Shot 22/ Birth Stories

1.6K 91 60
                                    

2029 Kışı

Harley, saat dört gibi matematik kulübündeki işlerini halledip evlerine dönebildiğinde, soğuk havadan dolayı kızarmış ve buz gibi olmuş burnunu avuçlarının arasına almış ısıtmaya çalışıyordu.Jarvis onun için kapıyı açtığında hızlıca sırt çantasını girişte bir yerlere bırakıp montundan da kurtuldu ve sıcak bir içecek bulma umuduyla mutfağa yöneldi fakat yolunun üzerinde gördüğü manzarayla durdu.

Babası, iki küçük kardeşiyle kanepelerinde uzanmış favori animasyon filmlerini izliyor ve bir yandan da Peter ve Morgan'ın saçlarını okşuyordu.Aklına gelen fikirle olabildiğince sessiz bir şekilde arkalarından yaklaştı ve filme konsantre olmuş üç kişinin de yüreklerini ağzına getirecek şekilde bağırarak kanepenin sırt kısmından ayakuçlarına atladı.

Pete ve Morgan'dan tiz çığlıklar yükselirken Tony de hızla doğrulmuş tehlikenin ne olduğunu arıyordu.Sonunda sonuna kadar açılmış kahverengi gözleri büyük oğlunu bulduğunda kaşlarını çatıp başını onaylamazca iki yana salladı.

"Harley Rogers-Stark! Ne yaptığını sanıyorsun sen?"

"Ne? Bensiz keyif yapıp sonra da bunu öylece kabullenmemi bekleyemezsiniz." dedi Harley, yine de sesinde en ufak bir kıskançlık emaresi yoktu, aksine durumdan eğlendiği açıktı.

"Geldiği zaman seni Steve babama söyleyeceğim, görürsün sen!" diye çıkıştı on yaşındaki Peter.Hassas bir çocuk olduğundan Tony'ninkilere benzeyen gözleri çoktan yaşlarla dolmuştu.

Minik Morgan ise hala akıp gitmekte olan filme odaklanmakla ağabeyine kızmak arasında gidip geliyordu.Sonunda Peter'i ve kendisini tekrar kollarının arasına çeken babasına hemencecik uyup filmi izlemeye geri döndü.

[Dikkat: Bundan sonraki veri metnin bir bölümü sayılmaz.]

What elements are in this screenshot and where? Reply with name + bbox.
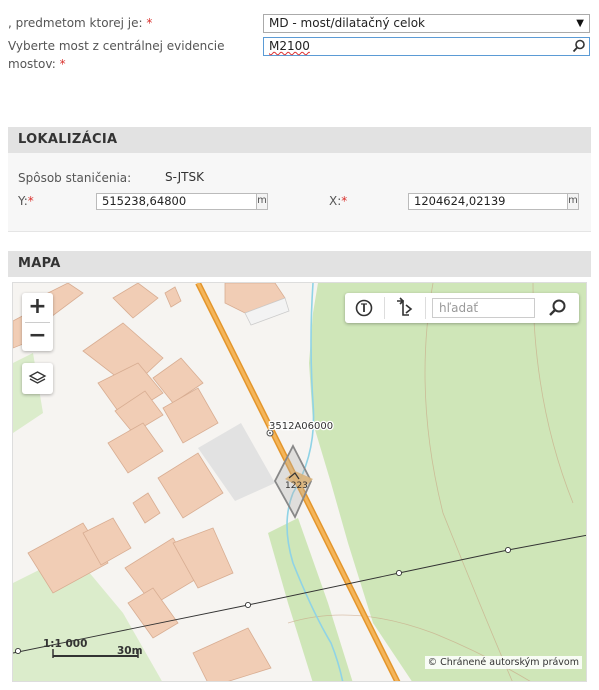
required-marker: * bbox=[27, 194, 34, 208]
zoom-controls: + − bbox=[22, 293, 53, 351]
line-node bbox=[14, 647, 22, 655]
building bbox=[127, 587, 179, 639]
localization-body: Spôsob staničenia: S-JTSK Y:* 515238,648… bbox=[8, 153, 591, 232]
map-copyright: © Chránené autorským právom bbox=[424, 656, 582, 669]
building bbox=[164, 286, 182, 308]
route-icon bbox=[397, 297, 413, 316]
layers-icon bbox=[28, 371, 47, 384]
bridge-search-value: M2100 bbox=[269, 39, 310, 53]
dropdown-arrow-icon: ▼ bbox=[576, 18, 584, 29]
x-label: X:* bbox=[329, 194, 348, 208]
road-label: 3512A06000 bbox=[269, 421, 333, 432]
line-node bbox=[244, 601, 252, 609]
line-node bbox=[504, 546, 512, 554]
zoom-in-button[interactable]: + bbox=[22, 293, 53, 322]
route-button[interactable] bbox=[387, 293, 421, 323]
map-canvas[interactable]: 3512A06000 1223 bbox=[13, 283, 587, 682]
map-header: MAPA bbox=[8, 251, 591, 277]
y-unit: m bbox=[257, 193, 268, 210]
identify-button[interactable] bbox=[347, 293, 381, 323]
scale-ratio: 1:1 000 bbox=[43, 638, 88, 650]
method-value: S-JTSK bbox=[165, 170, 204, 184]
x-unit: m bbox=[568, 193, 579, 210]
subject-select-value: MD - most/dilatačný celok bbox=[269, 16, 426, 30]
bridge-label: 1223 bbox=[285, 481, 308, 491]
required-marker: * bbox=[146, 16, 153, 30]
bridge-label: Vyberte most z centrálnej evidencie most… bbox=[8, 39, 225, 71]
layers-button[interactable] bbox=[22, 363, 53, 394]
zoom-out-button[interactable]: − bbox=[22, 322, 53, 351]
green-strip bbox=[268, 518, 353, 681]
info-icon bbox=[355, 299, 373, 317]
map-search-button[interactable] bbox=[540, 293, 574, 323]
green-area-east bbox=[309, 283, 586, 681]
subject-select[interactable]: MD - most/dilatačný celok ▼ bbox=[263, 14, 590, 33]
y-coordinate-input[interactable]: 515238,64800 bbox=[96, 193, 257, 210]
method-label: Spôsob staničenia: bbox=[18, 171, 132, 185]
y-label: Y:* bbox=[18, 194, 34, 208]
building bbox=[112, 283, 159, 319]
map-search-input[interactable]: hľadať bbox=[432, 298, 535, 318]
building bbox=[192, 627, 272, 681]
search-icon[interactable] bbox=[572, 39, 586, 53]
required-marker: * bbox=[59, 57, 66, 71]
line-node bbox=[395, 569, 403, 577]
x-coordinate-input[interactable]: 1204624,02139 bbox=[408, 193, 568, 210]
localization-header: LOKALIZÁCIA bbox=[8, 127, 591, 153]
building bbox=[132, 492, 161, 524]
search-icon bbox=[549, 299, 566, 316]
map-viewport[interactable]: 3512A06000 1223 1:1 000 30m + − hľadať ©… bbox=[12, 282, 587, 682]
bridge-search-input[interactable]: M2100 bbox=[263, 37, 590, 56]
scale-distance: 30m bbox=[117, 645, 143, 657]
building bbox=[107, 422, 164, 474]
subject-label: , predmetom ktorej je: * bbox=[8, 16, 153, 30]
required-marker: * bbox=[341, 194, 348, 208]
map-toolbar: hľadať bbox=[345, 293, 579, 323]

Tony kolları arasındaki iki ufaklığın sakinleştiğine emin olduğunda çocukların altında kalan kollarını elinden geldiğince açarak Harley'i de bacaklarının arasına çağırdı.Minik kızgınlığı eriyip gideli çok oluyordu.Büyük oğlunun Steve'ninkileri andıran sarı parlak saçları ve birçok güzel duyguyu içinde barındıran mavi gözleri karşısında genelde çaresiz kalırdı ve Harley okulda başını belaya soktuğunda veya onlara haber vermeden dışarı çıktığında onu haşlama görevi genelde Steve'ye kalırdı.

Harley, babasının açtığı kollarının arasına tüm ergenlik gururunu yenerek büyük bir hevesle atıldı ve Tony üçünün ağırlığını aynı anda üstlendiği için nefes almaya çalışırken bir yandan da yüzünde halinden memnun bir gülümseme belirmesine engel olamadı.Çocukları olduğundan beri hayatı çok değişmişti; çalışmalarına, makinelerine ve eğlenceye daha az vakit ayırır ve çocuklarıyla daha çok vakit geçirir olmuştu ki bundan kesinlikle şikayetçi değildi.Her birini ayrı ayrı çok seviyor ve onlarlayken başka bir şeyle ilgilenirken zevk alacağından çok daha fazla zevk alıyordu.Yine de favorisi, üçünü de kollarının arasına alabildiği anlardı.Hatta mümkünse Steve de bu kareye girer, çocuklar ikisine birden yapışırdı.Tony tüm dünyayı avuçları arasında tutuyor gibi hissederdi.

Şu anda da tek eksikleri evdeki diğer sarışındı.Tony çocuklarının saçlarını okşayıp gözlerini filme dikmişken zihninin hatrı sayılır bir kısmı bir süre önce görevden dönmesi gereken eşindeydi.Daha o sabah konuştuklarında Steve; çok sürmeden eve gelebileceğini, Nat ve Bucky'nin geri kalan işlerle ilgileneceklerini söylemiş ve kapatmadan da dördünü görmek için sabırsızlandığını, onları çok fazla özlediğini dile getirmişti.Tabii o andan itibaren beklemek Tony için işkenceden farksız hale gelmişti.

"Baba?"

"Efendim tatlım?" dedi Tony, kardeşlerinin dikkatini dağıtmamak için ona doğru fısıldayan Harley'e doğru hafifçe eğilmeye çalışarak.